La tua vocazione è segnata da una tensione universalista che va ben al di là e prima dell’ideazione delle tue grandi istituzioni: l’impero, il mercato, la cristianità. Non ti appartengono assolutismi totalizzanti, ma mediazioni e relazioni dedite a coglierne l’inconsistenza e l’infondatezza. Tu non sei un’espressione geografica ma rappresenti, attraverso la tua cultura, una dell’espressioni della dimensione umana più elevata e diffusa. Sei, come ama dire, il giornalista Severgnini, un paese pieno di contraddizioni, non proprio un inferno: troppo amabile e colto; ma neanche un paradiso: troppo indisciplinato e disordinato. Piuttosto una sorta di purgatorio sui generis, pieno di anime in pena che si affannano per mantenere un rapporto privilegiato con chi li governa.

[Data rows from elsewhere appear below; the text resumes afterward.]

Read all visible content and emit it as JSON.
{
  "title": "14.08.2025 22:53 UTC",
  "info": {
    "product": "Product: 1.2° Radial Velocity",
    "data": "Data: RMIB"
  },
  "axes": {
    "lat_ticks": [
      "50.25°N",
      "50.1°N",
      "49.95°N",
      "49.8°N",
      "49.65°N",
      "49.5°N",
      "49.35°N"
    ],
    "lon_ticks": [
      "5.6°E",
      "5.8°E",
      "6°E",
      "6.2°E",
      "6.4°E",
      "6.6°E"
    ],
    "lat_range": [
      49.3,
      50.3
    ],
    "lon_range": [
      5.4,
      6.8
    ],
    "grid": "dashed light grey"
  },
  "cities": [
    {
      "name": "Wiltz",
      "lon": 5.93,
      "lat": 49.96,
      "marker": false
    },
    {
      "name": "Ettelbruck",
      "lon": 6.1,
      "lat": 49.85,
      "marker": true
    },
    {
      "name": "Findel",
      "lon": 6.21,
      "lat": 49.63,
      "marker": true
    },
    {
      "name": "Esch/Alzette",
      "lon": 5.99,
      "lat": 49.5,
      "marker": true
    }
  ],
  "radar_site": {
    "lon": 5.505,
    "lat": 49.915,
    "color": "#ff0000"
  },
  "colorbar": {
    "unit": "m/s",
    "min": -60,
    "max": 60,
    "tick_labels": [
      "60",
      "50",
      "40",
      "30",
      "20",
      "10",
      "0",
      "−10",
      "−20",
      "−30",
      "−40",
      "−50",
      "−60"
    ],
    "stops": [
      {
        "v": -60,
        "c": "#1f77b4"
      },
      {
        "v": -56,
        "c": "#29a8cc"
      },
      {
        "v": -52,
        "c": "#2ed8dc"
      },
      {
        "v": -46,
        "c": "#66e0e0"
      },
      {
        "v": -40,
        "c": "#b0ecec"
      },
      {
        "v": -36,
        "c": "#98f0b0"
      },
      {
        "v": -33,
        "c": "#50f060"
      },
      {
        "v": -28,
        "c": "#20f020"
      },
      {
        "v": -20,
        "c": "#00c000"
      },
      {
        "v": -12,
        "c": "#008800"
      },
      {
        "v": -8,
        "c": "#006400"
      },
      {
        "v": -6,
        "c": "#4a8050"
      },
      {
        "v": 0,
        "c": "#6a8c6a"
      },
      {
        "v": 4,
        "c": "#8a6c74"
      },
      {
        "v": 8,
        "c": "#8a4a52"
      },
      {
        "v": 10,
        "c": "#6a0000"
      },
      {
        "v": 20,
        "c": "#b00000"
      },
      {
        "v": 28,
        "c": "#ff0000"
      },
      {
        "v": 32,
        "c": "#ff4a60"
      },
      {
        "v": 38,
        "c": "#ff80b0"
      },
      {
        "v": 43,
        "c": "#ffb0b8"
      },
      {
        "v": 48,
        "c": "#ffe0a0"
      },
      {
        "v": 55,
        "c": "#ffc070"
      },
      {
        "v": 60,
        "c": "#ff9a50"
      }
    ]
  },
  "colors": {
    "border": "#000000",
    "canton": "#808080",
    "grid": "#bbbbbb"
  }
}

Le crisi, i momenti di difficoltà, possono essere delle grandi risorse per il cambiamento. Molti già dicono che nulla sarà più come prima. Questo fine inverno 2020 segnerà un prima e un dopo. Probabilmente, ma facciamo che da questo emerga una nuova coscienza responsabile cosmopolita, una rinascita piena di significati delle possibilità e dei limiti della condizione umana. Non è un’utopia, una speranza forse, una necessità sicuramente.
Allora per quello che è stato e per quello che verrà, per quello che hai rappresentato e per quello che avrai ancora da raccontare ti ringrazio, non tanto come italiano, ma come persona e dal profondo non posso che inviarti i miei più cari auguri di buon anniversario.